Auteur, metteur en scène, producteur et réalisateur de courts et de longs métrages, Lofti Achour (Demain dès l’aube) est un artiste complet et l’une des voix plus influentes du cinéma tunisien contemporain. Avec Les Enfants rouges, son second long-métrage, écrit avec Doria Achour, Sylvain Cattenoy et Natacha de Pontchara, il porte à l’écran la résilience de l’enfance face à l’inhumanité du monde et la violence abjecte et impitoyable. Une œuvre bouleversante inspirée de faits réels, récompensée par le Bayard d’Or du meilleur film ainsi que par celui de la meilleure photographie au Festival du Film francophone de Namur cette année.
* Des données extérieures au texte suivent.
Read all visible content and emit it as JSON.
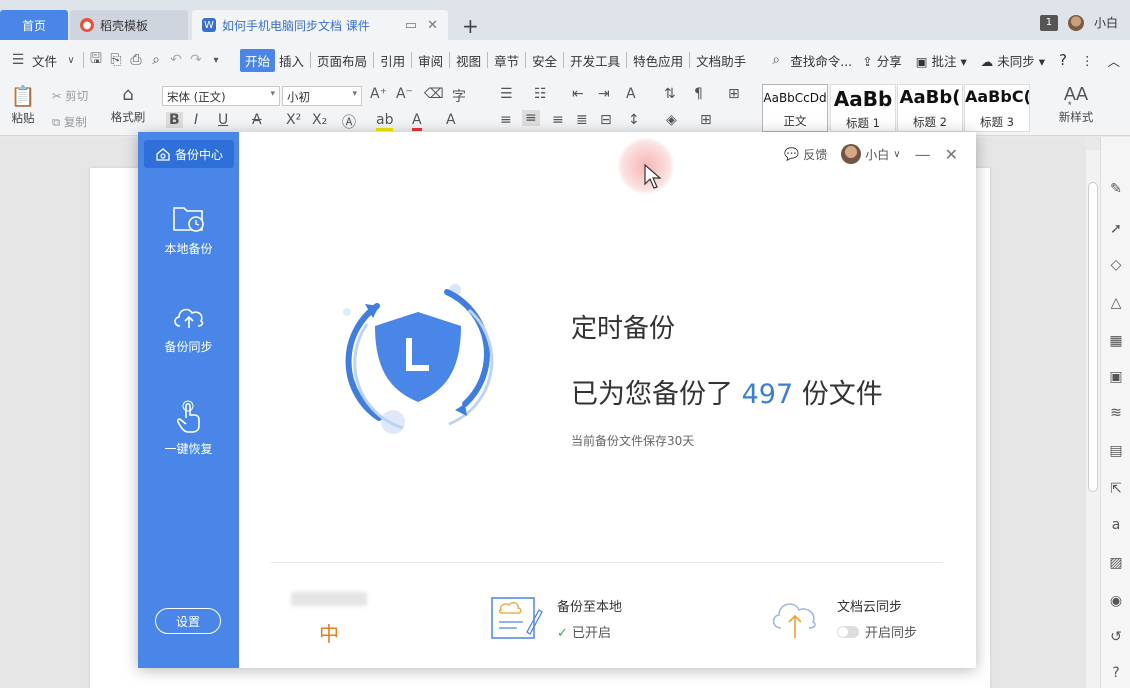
{
  "tabs": [
    {
      "label": "首页"
    },
    {
      "label": "稻壳模板"
    },
    {
      "label": "如何手机电脑同步文档 课件"
    }
  ],
  "window": {
    "badge": "1",
    "user": "小白"
  },
  "menubar": {
    "file": "文件",
    "items": [
      "开始",
      "插入",
      "页面布局",
      "引用",
      "审阅",
      "视图",
      "章节",
      "安全",
      "开发工具",
      "特色应用",
      "文档助手"
    ],
    "search": "查找命令...",
    "share": "分享",
    "comment": "批注",
    "sync": "未同步",
    "help": "?"
  },
  "ribbon": {
    "paste": "粘贴",
    "cut": "剪切",
    "copy": "复制",
    "format_painter": "格式刷",
    "font_name": "宋体 (正文)",
    "font_size": "小初",
    "styles": [
      {
        "sample": "AaBbCcDd",
        "label": "正文"
      },
      {
        "sample": "AaBb",
        "label": "标题 1"
      },
      {
        "sample": "AaBb(",
        "label": "标题 2"
      },
      {
        "sample": "AaBbC(",
        "label": "标题 3"
      }
    ],
    "new_style": "新样式"
  },
  "dialog": {
    "brand": "备份中心",
    "nav": [
      {
        "label": "本地备份",
        "icon": "folder-clock-icon"
      },
      {
        "label": "备份同步",
        "icon": "cloud-upload-icon"
      },
      {
        "label": "一键恢复",
        "icon": "hand-pointer-icon"
      }
    ],
    "settings": "设置",
    "feedback": "反馈",
    "user": "小白",
    "title": "定时备份",
    "count_prefix": "已为您备份了",
    "count": "497",
    "count_suffix": "份文件",
    "subtitle": "当前备份文件保存30天",
    "footer": {
      "mid_char": "中",
      "local_title": "备份至本地",
      "local_status": "已开启",
      "cloud_title": "文档云同步",
      "cloud_status": "开启同步"
    },
    "colors": {
      "sidebar": "#4a86e8",
      "accent": "#3a7fd5",
      "mid": "#e67e22",
      "check": "#3aa55b"
    }
  }
}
Les Enfants rouges – Lofti Achour – 2024
Dans Les Enfants rouges, l’idylle bucolique de Nizar, 16 ans, et Achraf, 14 ans, est de courte durée. Alors qu’ils s’aventurent dans la montagne – interdite – avec leurs chèvres, Nizar est violemment assassiné par des hommes armés dont on ignore les motivations. Achraf, détruit, doit rapporter le message macabre à la famille de Nizar et à la sienne. Et en chemin, c’est le fantôme du défunt qui l’accompagne, apparition qui accompagnera Achraf dans son deuil jusqu’au dernier au revoir.
Comment survivre à une telle violence ? Comment ce traumatisme peut-il être à la fois dépassé et jamais oublié par cet adolescent et ses proches, tant adultes qu’enfants eux-mêmes ? C’est à ces questions que le cinéaste et son équipe tentent de répondre dans ce film fait de soubresauts de terreur et de tristesse, auxquels succèdent tant le terrible silence du deuil que les hurlements du désespoir.
Des changements d’état qui se traduisent par une caméra tantôt calme et apaisée, tantôt chancelante et en pleine détresse, à l’image de son protagoniste qui oscille entre le refus de la réalité et l’acceptation de celle-ci. Et ce, alors que les causes de la mort de Nizar se dévoilent peu à peu, mettant toute la noirceur de l’humanité et l’absurdité de cette exécution en avant. Achour, en alternant les plans-tableaux avec les séquences vibrantes prises du point de vue de son personnage, parvient brillamment à nous transmettre les états d’âme multiples de cet enfant écrasé par la brutalité du monde, qui semble avoir perdu la plus grande partie de lui-même.
Porté par la performance de ses jeunes comédiens et par une écriture subtile aux dialogues qui transpercent le cœur et l’esprit, Les Enfants rouges dresse un portrait sans complaisance d’un monde où la violence dicte ses lois, tant dans le chef des assassins que dans celui de ceux qui consolent par leur paroles sans protéger par leurs actes. Une œuvre tantôt teintée d’une atmosphère rappelant les westerns crépusculaires, tantôt teintée d’instants de résilience malgré tout, comme s’il n’y avait rien d’autre pour ceux qui n’ont plus rien que l’espoir d’un jour meilleur.
Un film à la mémoire de ceux qui l’ont inspiré, et pour témoigner de cette violence dissimulée au cœur des montagnes qui transforme ces familles en prisonnières du désert, où la réalité dépasse bien encore la fiction.
Distribué par O’Brother et co-produit par Versus Productions, Les Enfants rouges sortira dans les salles belges en 2025, après être présenté au Cinemamed en cette fin d’année.